In the wake of the nation’s #MeToo movement, Maryland now joins the ranks of other states, such as Illinois and New York, that have adopted stricter sexual harassment policies.  Maryland’s law is officially titled, “Disclosing Sexual Harassment in the Workplace Act of 2018” and is set to take effect on October 1, 2018.

The Act first declares void against State public policy any provision in an employment contract or policy that requires an employee to waive any right or remedy for any future claim of (1) sexual harassment, or (2) retaliation for reporting or asserting a right or remedy based on sexual harassment.  Any employer that enforces or attempts to enforce such a provision against an employee may be liable for the employee’s reasonable attorneys’ fees and costs. This Act applies to all employment contracts and policies that are executed, extended or renewed on or after October 1, 2018.

Second, the Act places certain reporting requirements on employers with 50 or more employees.  On or before July 1, 2020, and again on July 1, 2022, employers will be required to submit a survey to the Maryland Commission of Civil Rights that details the following information:

  1. the number of settlements made by or on behalf of the employer after an allegation of sexual harassment by an employee;

  2. the number of times the employer has paid a settlement to resolve a sexual harassment allegation against the same employee over the past 10 years of employment; and

  3. the number of settlements made after an allegation of sexual harassment that included a provision requiring both parties to keep the terms of the settlement confidential.

The Maryland Commission of Civil Rights is responsible for collecting this information and will then provide public access to it by posting the aggregate number of responses from each employer on the Commission’s website.  While the employer names will be accessible, the names of any alleged harassers and victims will not be posted. In addition to making the survey information public, the Commission will also review a random selection of surveys submitted for the purpose of creating an executive summary for submission to the Governor, the Senate Finance Committee and House Economic Matters Committee.
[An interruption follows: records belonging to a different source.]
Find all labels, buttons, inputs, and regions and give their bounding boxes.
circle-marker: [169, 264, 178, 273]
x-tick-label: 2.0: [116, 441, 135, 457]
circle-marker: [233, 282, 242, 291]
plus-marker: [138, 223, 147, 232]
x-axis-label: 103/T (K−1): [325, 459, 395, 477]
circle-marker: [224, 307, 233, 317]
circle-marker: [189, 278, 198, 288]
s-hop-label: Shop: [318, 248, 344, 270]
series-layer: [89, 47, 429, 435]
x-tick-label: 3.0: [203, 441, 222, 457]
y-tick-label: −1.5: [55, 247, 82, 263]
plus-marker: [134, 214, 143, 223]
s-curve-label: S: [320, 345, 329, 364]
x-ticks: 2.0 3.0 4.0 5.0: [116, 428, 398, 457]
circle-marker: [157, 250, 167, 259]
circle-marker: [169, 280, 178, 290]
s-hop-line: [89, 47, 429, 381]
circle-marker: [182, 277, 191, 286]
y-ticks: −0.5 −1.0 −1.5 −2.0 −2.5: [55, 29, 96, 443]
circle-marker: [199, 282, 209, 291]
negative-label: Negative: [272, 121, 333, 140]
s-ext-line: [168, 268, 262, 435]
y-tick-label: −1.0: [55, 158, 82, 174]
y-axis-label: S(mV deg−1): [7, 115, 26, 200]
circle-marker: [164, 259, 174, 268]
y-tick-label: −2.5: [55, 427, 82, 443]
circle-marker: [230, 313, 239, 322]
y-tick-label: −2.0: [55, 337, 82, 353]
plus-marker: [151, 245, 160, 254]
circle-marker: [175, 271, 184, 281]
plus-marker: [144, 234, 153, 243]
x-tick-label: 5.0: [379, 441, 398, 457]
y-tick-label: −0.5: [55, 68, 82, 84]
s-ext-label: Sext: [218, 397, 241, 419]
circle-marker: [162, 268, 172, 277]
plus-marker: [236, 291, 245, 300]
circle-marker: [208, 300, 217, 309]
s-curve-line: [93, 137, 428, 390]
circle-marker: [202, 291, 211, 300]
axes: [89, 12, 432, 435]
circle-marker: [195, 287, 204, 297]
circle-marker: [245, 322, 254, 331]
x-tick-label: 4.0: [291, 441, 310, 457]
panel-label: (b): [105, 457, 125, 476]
Prior to October 1, 2018, all employers should consider reviewing their current sexual harassment policies and procedures, specifically revising employment contracts and policies if necessary to ensure compliance with this Act. In addition, for those subject to the reporting requirements, those employers should ensure they have a system in place to track and compile the information required for submission to the Maryland Commission of Civil Rights, noting that the survey will require data from 2010 going forward up through 7/1/2022.